With that in mind, the 2020 season has had its ups and downs for the Gladiators. Could you give us a little insight into the temperature of the locker room with regards to the last few week’s results?
The short version is: losing sucks.
It doesn’t feel good, and I don’t want to undervalue that, but something I think we’ve done really well this season with the Gladiators is that we have a really good team culture. I think it takes time to really develop a great culture and I think we could spend a full season talking about the differences between good and great culture and the benchmarkers that we, as a staff, see as indicators. We all have really strong ideas of what that looks like and we have to find the middle ground is between all of us, but I’d say this year, for sure, there isn’t a doubt in my mind that we don’t have a good culture. We have coaches and players who take the loses hard, as you’d expect someone whose a professional player or coach to take them, but they take them hard, and they come back in stride.

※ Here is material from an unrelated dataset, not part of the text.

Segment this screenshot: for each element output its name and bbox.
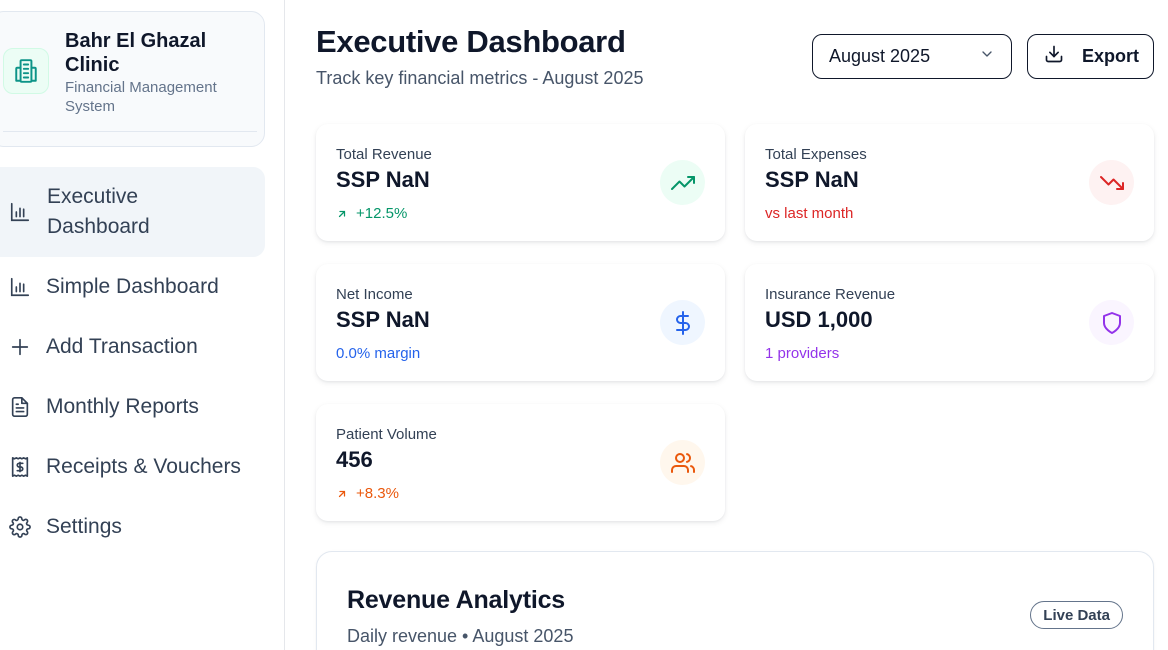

It’s been extremely hard too, like I said, as an organisation we prioritise safety, and in hindsight, I think we hindered our coaches abilities.
Not allowing them back on-site, we all agreed it was the right choice, it’s not like anyone felt differently about it or would go back and change it because safety should have come first, but at the same time, the impact of not having our coaches at the house was really felt. It’s been two weeks now of them being back at the house, for matches only and it feels a lot better. Like I mentioned earlier, we have strong leadership, so just the difference of us having them there versus not? Think about something like a halftime speech and the difference of doing that over Team Speak versus doing that in person with the team? I think that has helped tremendously over the last two weeks too.
The coaching staff probably all have their own different opinions on this, but could you give us a general feeling of the team’s goals and expectations as they head into the Countdown Cup?
I think the coaches would kill me if I said anything that wasn’t “our goal for Countdown Cup is to win.” If it takes anything more than that sentence, I think that my coaching staff would be super mad at me.
With that being said, we want a strong showing at Countdown Cup because we know what this roster is capable of. I think there has been a lot of thoughts and opinions on the Gladiators more and more - and we hear that, and we’re aware, but you’ve just got to trust the process. I strongly believe that.
I strongly believe in who David is as a coach, the player who we have on this team, we’re still finding exactly what our style is in my opinion, but part of that is all momentum within the season. Coming off some tough losses and leading into Countdown Cup, we had some tough opponents, and we knew that they were tough. We want to do well here so that we can build that momentum and have a really strong showing in playoffs.